Once an employee fell for the email, the Shell Crew were in, and
within hours were wandering the company's network. Two days later
the company, aware employees had fallen for the emails - known as
spearphish - reset their passwords. But it was too late: the Shell
Crew had already shipped in software to create backdoors and other
ways in and out of the system.
For the next 50 days the group moved freely, mapping the network and
sending their findings back to base. This, Myers said, was because
the hackers would be working in tandem with someone else, someone
who knew what to steal.
"They take out these huge lists of what is there and hand it over to
another unit, someone who knows about this, what is important," he
said.
Then in early September 2013, they returned, with specific targets.
For weeks they mined the company's computers, copying gigabytes of
data. They were still at it when the RSA team discovered them nearly
five months later.
Myers' team painstakingly retraced Shell Crew's movements, trying to
catalogue where they had been in the networks and what they had
stolen.
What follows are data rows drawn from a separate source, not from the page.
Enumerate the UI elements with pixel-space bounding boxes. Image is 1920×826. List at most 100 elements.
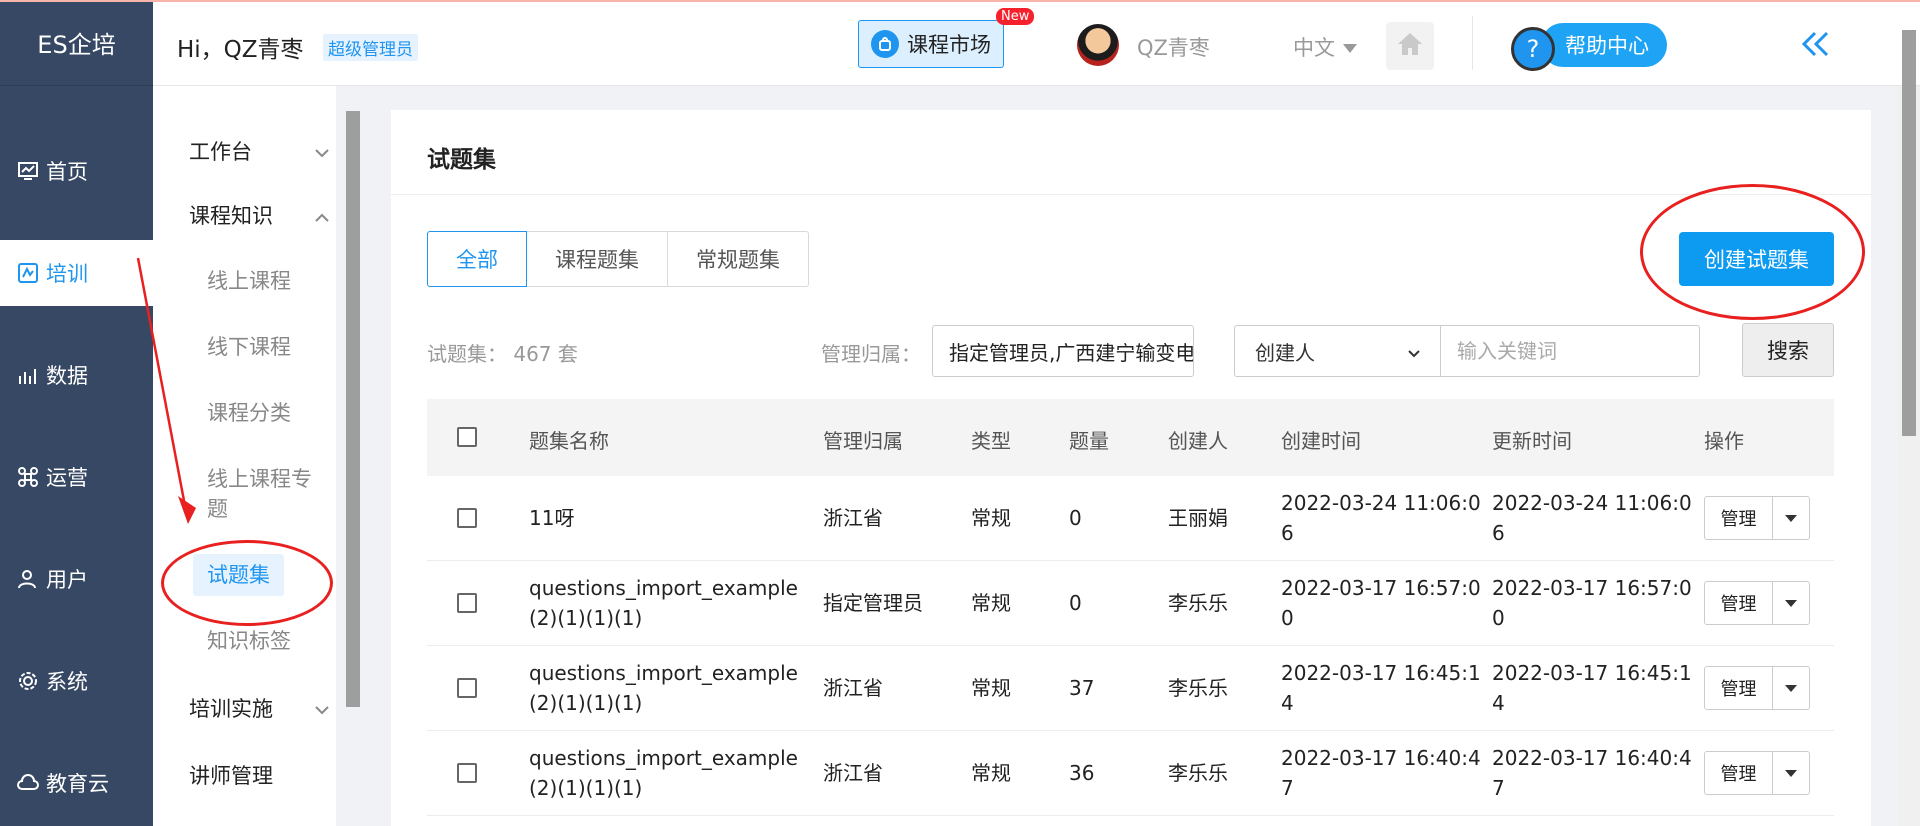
manager-filter-input[interactable]: 指定管理员,广西建宁输变电 <box>932 325 1194 377</box>
updated-time-line: 7 <box>1492 776 1505 800</box>
nav-item-label: 首页 <box>46 160 88 184</box>
help-center-button[interactable]: 帮助中心 <box>1541 23 1667 67</box>
keyword-input[interactable] <box>1440 325 1700 377</box>
updated-time-line: 2022-03-17 16:45:1 <box>1492 661 1692 685</box>
tab-regular-sets[interactable]: 常规题集 <box>667 231 809 287</box>
created-time-cell: 2022-03-17 16:57:0 0 <box>1281 573 1481 633</box>
search-button[interactable]: 搜索 <box>1742 323 1834 377</box>
set-name[interactable]: questions_import_example (2)(1)(1)(1) <box>529 573 798 633</box>
column-header-updated[interactable]: 更新时间 <box>1492 425 1572 454</box>
caret-down-icon[interactable] <box>1773 582 1809 624</box>
row-checkbox[interactable] <box>457 593 477 613</box>
submenu-group-training-implementation[interactable]: 培训实施 <box>189 693 329 723</box>
submenu-scrollbar[interactable] <box>346 111 360 707</box>
row-checkbox[interactable] <box>457 678 477 698</box>
row-checkbox[interactable] <box>457 763 477 783</box>
table-row: questions_import_example (2)(1)(1)(1) 浙江省… <box>427 646 1834 731</box>
column-header-quantity[interactable]: 题量 <box>1069 425 1109 454</box>
top-header: Hi，QZ青枣 超级管理员 课程市场 New QZ青枣 中文 帮助中心 ? <box>153 2 1920 86</box>
submenu-group-course-knowledge[interactable]: 课程知识 <box>189 200 329 230</box>
nav-item-edu-cloud[interactable]: 教育云 <box>0 750 153 816</box>
manager-filter-label: 管理归属： <box>821 342 921 366</box>
submenu-item-online-topic[interactable]: 线上课程专题 <box>207 464 322 524</box>
caret-down-icon[interactable] <box>1773 497 1809 539</box>
creator-cell: 李乐乐 <box>1168 761 1228 785</box>
training-icon <box>16 261 40 285</box>
title-divider <box>391 194 1871 195</box>
course-market-button[interactable]: 课程市场 <box>858 20 1004 68</box>
chevron-down-icon <box>1408 339 1420 363</box>
language-label: 中文 <box>1293 36 1335 60</box>
nav-item-system[interactable]: 系统 <box>0 648 153 714</box>
nav-item-users[interactable]: 用户 <box>0 546 153 612</box>
new-badge: New <box>996 8 1035 25</box>
column-header-created[interactable]: 创建时间 <box>1281 425 1361 454</box>
username[interactable]: QZ青枣 <box>1137 32 1210 62</box>
created-time-line: 2022-03-17 16:45:1 <box>1281 661 1481 685</box>
home-button[interactable] <box>1386 22 1434 70</box>
quantity-cell: 37 <box>1069 676 1095 700</box>
tab-course-sets[interactable]: 课程题集 <box>526 231 668 287</box>
chevron-up-icon <box>315 203 329 227</box>
dashboard-icon <box>16 159 40 183</box>
avatar[interactable] <box>1077 24 1119 66</box>
submenu-item-offline-course[interactable]: 线下课程 <box>207 332 322 362</box>
top-accent-line <box>0 0 1920 2</box>
updated-time-cell: 2022-03-17 16:57:0 0 <box>1492 573 1692 633</box>
creator-cell: 王丽娟 <box>1168 506 1228 530</box>
nav-item-label: 培训 <box>46 262 88 286</box>
owner-cell: 指定管理员 <box>823 591 923 615</box>
submenu-item-knowledge-tags[interactable]: 知识标签 <box>207 626 322 656</box>
caret-down-icon[interactable] <box>1773 667 1809 709</box>
manage-button[interactable]: 管理 <box>1705 752 1773 794</box>
updated-time-line: 2022-03-17 16:57:0 <box>1492 576 1692 600</box>
row-checkbox[interactable] <box>457 508 477 528</box>
select-all-checkbox[interactable] <box>457 427 477 447</box>
manage-button[interactable]: 管理 <box>1705 497 1773 539</box>
set-name[interactable]: questions_import_example (2)(1)(1)(1) <box>529 658 798 718</box>
manage-button[interactable]: 管理 <box>1705 667 1773 709</box>
updated-time-cell: 2022-03-17 16:45:1 4 <box>1492 658 1692 718</box>
table-row: questions_import_example (2)(1)(1)(1) 指定管… <box>427 561 1834 646</box>
column-header-owner[interactable]: 管理归属 <box>823 425 903 454</box>
set-name-line: questions_import_example <box>529 661 798 685</box>
created-time-cell: 2022-03-24 11:06:0 6 <box>1281 488 1481 548</box>
creator-cell: 李乐乐 <box>1168 676 1228 700</box>
annotation-circle-create <box>1640 184 1865 320</box>
submenu-group-workbench[interactable]: 工作台 <box>189 136 329 166</box>
set-name[interactable]: questions_import_example (2)(1)(1)(1) <box>529 743 798 803</box>
language-select[interactable]: 中文 <box>1293 32 1357 62</box>
home-icon <box>1396 31 1424 61</box>
creator-select[interactable]: 创建人 <box>1234 325 1441 377</box>
created-time-cell: 2022-03-17 16:45:1 4 <box>1281 658 1481 718</box>
app-logo[interactable]: ES企培 <box>0 0 153 86</box>
column-header-name[interactable]: 题集名称 <box>529 425 609 454</box>
caret-down-icon[interactable] <box>1773 752 1809 794</box>
manage-button[interactable]: 管理 <box>1705 582 1773 624</box>
gear-icon <box>16 669 40 693</box>
cloud-icon <box>16 771 40 795</box>
submenu-group-label: 课程知识 <box>189 204 273 228</box>
nav-item-label: 运营 <box>46 466 88 490</box>
page-title: 试题集 <box>427 147 496 173</box>
created-time-line: 2022-03-24 11:06:0 <box>1281 491 1481 515</box>
tab-all[interactable]: 全部 <box>427 231 527 287</box>
help-icon[interactable]: ? <box>1511 27 1555 71</box>
chevron-down-icon <box>315 139 329 163</box>
updated-time-line: 2022-03-24 11:06:0 <box>1492 491 1692 515</box>
created-time-line: 0 <box>1281 606 1294 630</box>
column-header-type[interactable]: 类型 <box>971 425 1011 454</box>
page-scrollbar[interactable] <box>1902 30 1916 436</box>
submenu-item-online-course[interactable]: 线上课程 <box>207 266 322 296</box>
submenu-group-lecturer[interactable]: 讲师管理 <box>189 760 329 790</box>
updated-time-line: 4 <box>1492 691 1505 715</box>
column-header-creator[interactable]: 创建人 <box>1168 425 1228 454</box>
count-label: 试题集： <box>427 342 507 366</box>
owner-cell: 浙江省 <box>823 506 883 530</box>
nav-item-home[interactable]: 首页 <box>0 138 153 204</box>
quantity-cell: 36 <box>1069 761 1095 785</box>
set-count: 试题集： 467 套 <box>427 338 578 367</box>
submenu-item-course-category[interactable]: 课程分类 <box>207 398 322 428</box>
collapse-sidebar-icon[interactable] <box>1801 26 1831 66</box>
set-name[interactable]: 11呀 <box>529 503 574 533</box>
They couldn't move against them until they were sure they
could kick them out for good.
It took two months before they closed the door, locking the Shell
Crew out. But within days they were trying to get back in, launching
hundreds of assaults through backdoors, malware and webshells.
Myers says they are still trying to gain access today, though all
attempts have been unsuccessful.
"If they're still trying to get back in, that lets you know you're
successful in keeping them out," he said.